In his remarkable book On the Sphere and Cylinder, where he came tantalizingly close to discovering calculus, Archimedes showed that the area of the portion of the sphere contained between a pair of parallel planes cutting the surface depends only on the distance between the planes. This fact, which has been dubbed Archimedes hatbox theorem, is now a standard exercise in many calculus texts, and is even commemorated on the back of the Fields medal (if you look closely, you will see a sphere inside a cylinder in the background).

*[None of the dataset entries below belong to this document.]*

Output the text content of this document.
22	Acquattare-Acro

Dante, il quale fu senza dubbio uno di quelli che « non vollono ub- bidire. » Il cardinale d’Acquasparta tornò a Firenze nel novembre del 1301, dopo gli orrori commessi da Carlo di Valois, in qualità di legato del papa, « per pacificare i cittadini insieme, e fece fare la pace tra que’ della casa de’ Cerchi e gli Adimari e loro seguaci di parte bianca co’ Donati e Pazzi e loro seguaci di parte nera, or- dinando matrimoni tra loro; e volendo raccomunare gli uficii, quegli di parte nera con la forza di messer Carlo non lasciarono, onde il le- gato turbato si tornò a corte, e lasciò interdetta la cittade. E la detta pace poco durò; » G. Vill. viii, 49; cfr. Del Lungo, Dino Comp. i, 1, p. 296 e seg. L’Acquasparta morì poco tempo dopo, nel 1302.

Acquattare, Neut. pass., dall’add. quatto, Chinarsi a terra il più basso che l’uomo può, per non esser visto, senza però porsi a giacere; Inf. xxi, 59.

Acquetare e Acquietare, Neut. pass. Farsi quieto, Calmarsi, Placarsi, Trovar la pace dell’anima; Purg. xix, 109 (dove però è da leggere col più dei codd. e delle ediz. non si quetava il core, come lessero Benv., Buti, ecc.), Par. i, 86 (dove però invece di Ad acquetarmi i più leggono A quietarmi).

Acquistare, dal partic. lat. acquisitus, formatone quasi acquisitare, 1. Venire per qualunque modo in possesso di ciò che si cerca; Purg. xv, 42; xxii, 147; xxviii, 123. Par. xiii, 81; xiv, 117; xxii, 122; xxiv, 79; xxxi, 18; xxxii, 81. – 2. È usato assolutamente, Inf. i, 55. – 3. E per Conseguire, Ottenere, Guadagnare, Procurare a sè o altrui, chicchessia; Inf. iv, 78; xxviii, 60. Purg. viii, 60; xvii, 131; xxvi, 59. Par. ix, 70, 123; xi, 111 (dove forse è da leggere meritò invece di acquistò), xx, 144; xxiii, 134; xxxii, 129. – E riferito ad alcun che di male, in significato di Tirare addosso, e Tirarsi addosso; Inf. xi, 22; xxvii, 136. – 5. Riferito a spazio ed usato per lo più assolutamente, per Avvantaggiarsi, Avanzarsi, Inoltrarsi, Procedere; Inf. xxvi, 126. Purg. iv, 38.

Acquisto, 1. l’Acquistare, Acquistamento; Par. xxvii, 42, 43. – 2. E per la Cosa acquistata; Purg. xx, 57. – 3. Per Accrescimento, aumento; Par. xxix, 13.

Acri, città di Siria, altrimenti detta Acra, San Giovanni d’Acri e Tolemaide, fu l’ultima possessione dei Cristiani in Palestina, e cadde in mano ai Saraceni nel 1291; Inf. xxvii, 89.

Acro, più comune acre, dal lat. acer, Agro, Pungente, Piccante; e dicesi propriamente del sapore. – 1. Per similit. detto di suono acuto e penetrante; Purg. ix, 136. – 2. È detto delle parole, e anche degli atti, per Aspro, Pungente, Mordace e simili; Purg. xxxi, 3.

Conversely, Blaschke showed that the only convex surface with this slab area property is the sphere. Indeed it is a simple exercise in classical differential geometry to check that any smooth convex surface with the slab area property must have constant curvature (Let $A(h)$ be the area trapped between a tangent plane and a prallel plane at distance $h$, and compute the limit of $A(h)/h$ as $h\to 0$). But can one still characterize the sphere if we fix the distance between the planes:

Question: Let $S\subset R^3$ be a convex surface with diameter $d$. Suppose that for some constant $0<h<d$, the area of the portion of $S$ trapped between every pair of parallel planes separated by the distance $d$ is constant, whenever both planes intersect $S$. Does it follow then that $S$ is a sphere?

A convex surface is the boundary of a compact convex set with interior points, and its diameter is the distance between its farthest points in the ambient space. Although this is known to be an open problem, I am not aware if it has been explicitly mentioned anywhere.